Brazil conditioned the disbursement of more funds for the IMF to help countries in crisis to a greater say in the multilateral organization and the advance of European initiatives to solve the current Euro and debt crisis.
IMF managing director Christine Lagarde visited Brazil in her last leg of the Latinamerican round where on Thursday she met with President Dilma Roussef and Minister Guido Mantega.
“We agreed to more resources once the Europeans take the initiative” in the crisis situation said Mantega at a press conference following the meeting in Brasilia where the “potential contagion effects of the crisis were addressed”.
Brazil the largest economy in Latinamerica “is more immune and better prepared than other countries to contain the effects of the contamination, the consequences of the Euro crisis” because of the strength of “its domestic market and its good macroeconomic policies”, said Lagarde.

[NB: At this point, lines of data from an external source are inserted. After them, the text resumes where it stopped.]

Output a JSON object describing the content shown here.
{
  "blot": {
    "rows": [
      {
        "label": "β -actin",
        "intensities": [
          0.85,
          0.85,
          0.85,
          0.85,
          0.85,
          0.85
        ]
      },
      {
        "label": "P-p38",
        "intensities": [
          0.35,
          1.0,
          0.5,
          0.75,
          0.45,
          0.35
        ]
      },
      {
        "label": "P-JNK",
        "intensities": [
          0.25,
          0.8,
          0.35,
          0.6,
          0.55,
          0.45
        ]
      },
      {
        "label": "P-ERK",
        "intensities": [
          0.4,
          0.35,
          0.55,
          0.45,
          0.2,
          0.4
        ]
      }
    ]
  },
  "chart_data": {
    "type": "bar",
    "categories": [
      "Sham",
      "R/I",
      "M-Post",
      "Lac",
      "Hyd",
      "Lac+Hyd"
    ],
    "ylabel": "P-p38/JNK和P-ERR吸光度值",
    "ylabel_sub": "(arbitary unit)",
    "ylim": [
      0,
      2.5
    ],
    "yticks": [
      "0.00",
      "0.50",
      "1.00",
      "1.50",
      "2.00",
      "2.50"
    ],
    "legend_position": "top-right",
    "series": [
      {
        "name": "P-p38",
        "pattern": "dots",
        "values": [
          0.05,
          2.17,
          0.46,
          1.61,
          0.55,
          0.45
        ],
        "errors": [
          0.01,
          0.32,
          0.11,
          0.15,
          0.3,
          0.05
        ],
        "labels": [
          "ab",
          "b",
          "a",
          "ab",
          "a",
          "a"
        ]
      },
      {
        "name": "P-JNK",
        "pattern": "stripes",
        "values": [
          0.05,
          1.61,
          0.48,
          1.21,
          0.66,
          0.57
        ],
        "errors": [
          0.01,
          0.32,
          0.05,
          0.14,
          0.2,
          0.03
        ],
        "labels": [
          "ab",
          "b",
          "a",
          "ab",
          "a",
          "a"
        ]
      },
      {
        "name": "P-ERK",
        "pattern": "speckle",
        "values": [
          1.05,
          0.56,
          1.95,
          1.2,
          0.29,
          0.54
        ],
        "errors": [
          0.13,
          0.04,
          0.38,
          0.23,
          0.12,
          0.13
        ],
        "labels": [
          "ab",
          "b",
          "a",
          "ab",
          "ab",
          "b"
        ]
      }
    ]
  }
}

The IMF chief praised Brazil’s intention to further support the Fund with new resources and confirmed the downward review for global growth prospects for this year announced earlier by IMF.
“Prospects will be reviewed downwards undoubtedly”, admitted Lagarde.
During the meeting Mantega reiterated willingness to further support the IMF with more resources “when there are further advances in the restructuring” of the multilateral organization. “We have not mentioned figures”, said Mantega.
“BRICS members have agreed to inject resources to the IMF but this is conditioned to the continuation of the Fund’s reforms; that the Fund makes effective the quota reforms that were accepted in 2009 and 2010”, added Mantega.
However the Brazilian minister insisted that both the US and other European countries will also have to contribute with more funds for IMF.
Brazil became an IMF creditor for the first time ever in 2009 in the midst of an international economic crisis when it loaned 10 billion dollars from its reserves, plus SDRs.
President Rousseff discarded a month ago any form of direct support for the European countries and Euro zone and said any aid would be instrumented through the IMF.
The Brazilian proposal, with support from BRICS, is to increase the contribution in exchange for more voting rights in the IMF, for Brazil, Russia, India, China and South Africa.
Brazil with international reserves of 350 billion expects to become one of the ten most influential members of the IMF.
Mantega has also insisted on Brazil’s request that European countries make a major effort to solve their debt problems.
“The EU has the instruments to overcome the situation, but it is delayed in the implementation of such instruments, for example making the European Central bank a lender of last resort”.
Lagarde who has been in the post since last July concluded in Brazil its first official week-long visit to Latinamerica which also included Mexico and Peru, but not Argentina.
In her talks with the presidents and financial teams, the IMF chief praised the performance of the Latinamerican economy which is forecasted to expand 4.5% this year and 4% in 2012.